IBM systems will provide constant monitoring of New York's Hudson River with a network of sensors, robotics and computational technology spanning the 315-mile waterway, in a project that could be replicated in other rivers.
The idea is to predict environmental problems the same way meteorologists forecast the weather, according to IBM and its partner in this project, the Beacon Institute.
"With that technological capability we can better understand the effects of global warming, the movements of migrating fish or the transport of pollutants," said Beacon Institute CEO John Cronin in an announcement issued Thursday. "The implications for decision-making and education are staggering."
IBM and the Beacon Institute say the project, when completed, will be the first technology-based monitoring and forecasting network for a major American river and estuary. Both organizations anticipate the network will be replicated in other rivers.
The underlying technology is IBM's Stream Computing system, so named not because it's being used in a river but for its ability to analyze data as it streams in from thousands of sources, increasing the speed and accuracy of decision making. The system, first demonstrated in June, can be used in a variety of disciplines, from security surveillance to Wall Street trading, a New York Times story said.

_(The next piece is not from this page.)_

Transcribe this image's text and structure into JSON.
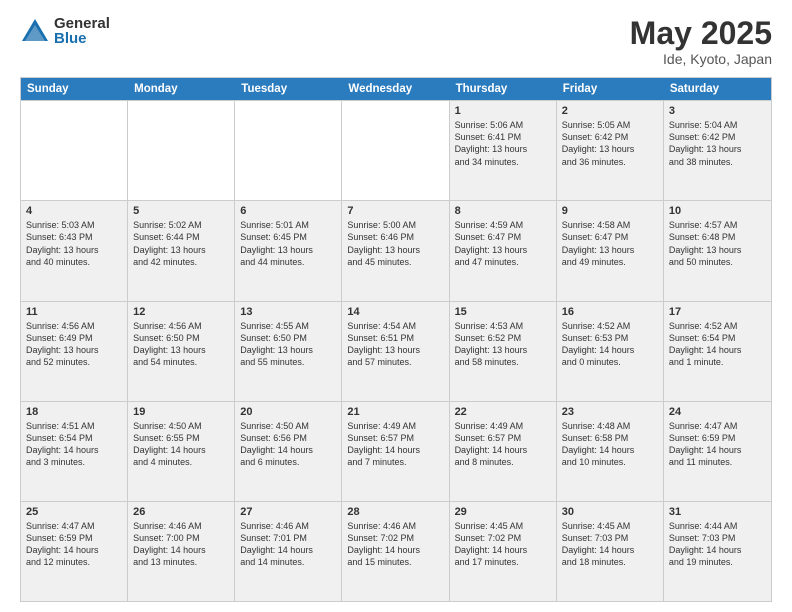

Data collected in the Hudson River will help scientists understand how changes in its chemistry and biology affect fish and the river.
"IBM will be developing an advanced sensor network that will capture data streams and conduct advanced data analysis in real time," IBM says. "The IBM Stream Computing system can capture data from a multitude of sensors that measure temperature, salinity, dissolved oxygen and pollution loading; map fish populations via acoustical data; and track particular fish species through radio tagging."
The Beacon Institute, a river research organization in New York, also plans to build a US$40 million (AU$50.2 million) research lab for engineers, scientists, policymakers and educators doing work related to this Hudson River project. The project's formal title is the River and Estuary Observatory Network.